El 1 de octubre a las 8.30 de la mañana aterricé en España con mis hijos. Volvíamos de Suiza, considerada por algunos el país más democrático del planeta, donde la gente vota cuántas semanas de vacaciones quiere, si necesitan un sueldo mínimo, si compran o no más aviones de guerra y casi hasta a qué hora irse a la cama.

Fue grande el contraste al llegar. En las noticias de la mañana vimos imágenes de cargas policiales, urnas arrancadas de las manos de ciudadanos por fuerzas de seguridad del Estado? No reconocí a la España en la que me crié feliz, recién salida del franquismo, y a la que después de una década emigrado añoré volver. Me dio vergüenza lo que vi, me entristeció profundamente. Se le saltaron las lágrimas a este padre de familia de metro noventa. Y me dio miedo un futuro así para mis hijos. ¿Esto es lo que hemos construido en 40 años?

Unos meses antes, en Ginebra, había estado en una reunión con el ministro de Exteriores Escocés. Ese tipo jovial de maneras educadas y mirada franca nos habló de su referéndum sin amargura. Allí no hicieron falta porras ni mamporros. Ellos también salieron en toda la prensa internacional, pero no con titulares como "1-0:Spanishdayofshame".

Hace más de 2.000 años que en Atenas cada ciudadano, en la Asamblea, exponía sus propuestas, que los presentes votaban a mano alzada. Tantas veces ha evitado grandes males ese espíritu auténticamente democrático que no consigo entender cómo genera pavor que en Cataluña se vote abiertamente, con todas las garantías, y que tras las urnas se organice esa sociedad conforme a la voluntad de sus ciudadanos.

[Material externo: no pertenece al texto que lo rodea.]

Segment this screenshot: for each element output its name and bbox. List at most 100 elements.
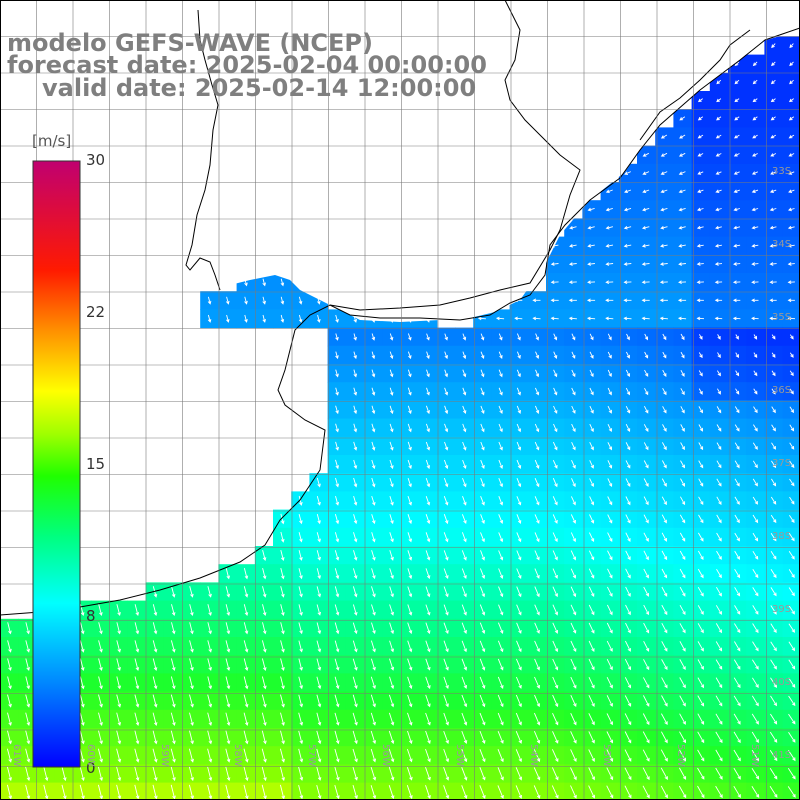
wind-arrow (7, 694, 12, 708)
wind-arrow (734, 568, 741, 579)
wind-arrow (261, 658, 267, 672)
wind-arrow (425, 604, 431, 616)
wind-arrow (752, 61, 758, 67)
wind-arrow (716, 98, 722, 103)
wind-speed-cell (782, 655, 800, 674)
wind-arrow (607, 496, 613, 506)
wind-speed-cell (782, 728, 800, 747)
wind-arrow (498, 478, 503, 488)
wind-arrow (570, 658, 577, 671)
wind-arrow (643, 532, 649, 542)
wind-arrow (425, 441, 431, 451)
wind-arrow (752, 79, 758, 85)
wind-arrow (716, 79, 722, 85)
wind-arrow (789, 61, 794, 67)
wind-arrow (769, 207, 777, 212)
wind-arrow (770, 623, 777, 633)
wind-arrow (625, 442, 631, 451)
wind-arrow (643, 622, 650, 634)
wind-arrow (752, 550, 759, 560)
wind-arrow (733, 659, 741, 670)
wind-arrow (788, 605, 795, 615)
wind-arrow (461, 767, 468, 781)
wind-arrow (298, 568, 303, 580)
wind-arrow (298, 748, 304, 763)
wind-arrow (353, 514, 358, 525)
wind-arrow (552, 694, 559, 708)
wind-arrow (370, 730, 377, 745)
wind-arrow (425, 748, 431, 763)
wind-arrow (443, 586, 449, 598)
wind-arrow (389, 604, 394, 616)
wind-arrow (771, 61, 776, 67)
wind-arrow (335, 333, 339, 341)
wind-speed-cell (782, 600, 800, 620)
wind-arrow (425, 622, 431, 635)
wind-arrow (444, 405, 449, 415)
wind-arrow (732, 316, 741, 321)
wind-arrow (788, 532, 795, 542)
wind-arrow (25, 658, 30, 672)
wind-arrow (389, 459, 394, 470)
wind-arrow (571, 460, 576, 469)
wind-arrow (733, 731, 741, 744)
wind-arrow (550, 316, 559, 321)
wind-arrow (444, 423, 449, 433)
wind-arrow (606, 749, 614, 762)
wind-arrow (770, 713, 778, 725)
wind-arrow (624, 677, 632, 689)
wind-arrow (152, 640, 158, 653)
wind-arrow (550, 280, 559, 285)
wind-arrow (570, 713, 577, 726)
wind-arrow (334, 712, 340, 726)
wind-arrow (535, 333, 539, 341)
wind-arrow (589, 478, 594, 488)
wind-arrow (116, 604, 121, 617)
wind-arrow (280, 549, 285, 562)
wind-arrow (443, 568, 449, 579)
wind-arrow (605, 316, 614, 321)
wind-arrow (788, 749, 796, 762)
wind-arrow (568, 262, 577, 266)
wind-arrow (552, 496, 558, 506)
wind-arrow (316, 658, 322, 671)
lat-label-38s: 38S (772, 531, 792, 542)
wind-arrow (661, 532, 667, 542)
wind-arrow (244, 296, 248, 305)
wind-arrow (98, 640, 103, 653)
wind-arrow (425, 785, 431, 800)
wind-arrow (7, 640, 12, 653)
wind-arrow (641, 225, 650, 230)
wind-arrow (262, 622, 267, 635)
wind-arrow (661, 659, 668, 671)
wind-arrow (571, 369, 576, 378)
wind-speed-cell (782, 527, 800, 547)
wind-arrow (606, 695, 613, 707)
wind-arrow (716, 532, 722, 542)
wind-speed-cell (655, 782, 674, 800)
wind-arrow (625, 387, 631, 396)
wind-arrow (335, 405, 339, 415)
wind-arrow (407, 514, 412, 525)
wind-arrow (298, 784, 304, 800)
wind-arrow (789, 514, 795, 523)
wind-arrow (443, 676, 449, 689)
wind-arrow (370, 640, 376, 653)
wind-arrow (243, 586, 249, 598)
wind-arrow (752, 496, 759, 505)
wind-arrow (587, 207, 595, 212)
wind-arrow (534, 532, 540, 543)
wind-arrow (443, 748, 450, 763)
wind-arrow (316, 766, 322, 781)
wind-arrow (497, 640, 504, 653)
wind-arrow (189, 676, 194, 690)
wind-arrow (677, 298, 687, 303)
wind-arrow (334, 748, 340, 763)
wind-arrow (334, 568, 340, 580)
wind-arrow (733, 134, 740, 139)
wind-arrow (298, 495, 303, 506)
wind-arrow (751, 244, 759, 248)
wind-arrow (769, 280, 777, 285)
wind-arrow (732, 280, 741, 285)
wind-arrow (498, 405, 503, 414)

La alternativa: el legalismo inmovilista, la intención de utilizar todos los recursos disponibles para acallar la voz de millones de catalanes, el descarte de la negociación, la parcialidad y univocidad de los medios de comunicación de ámbito nacional y, sobre todo, el grado de interiorización de ese mensaje en la sociedad española, me preocupa enormemente; y ciertamente no es la democracia que merecen nuestros hijos.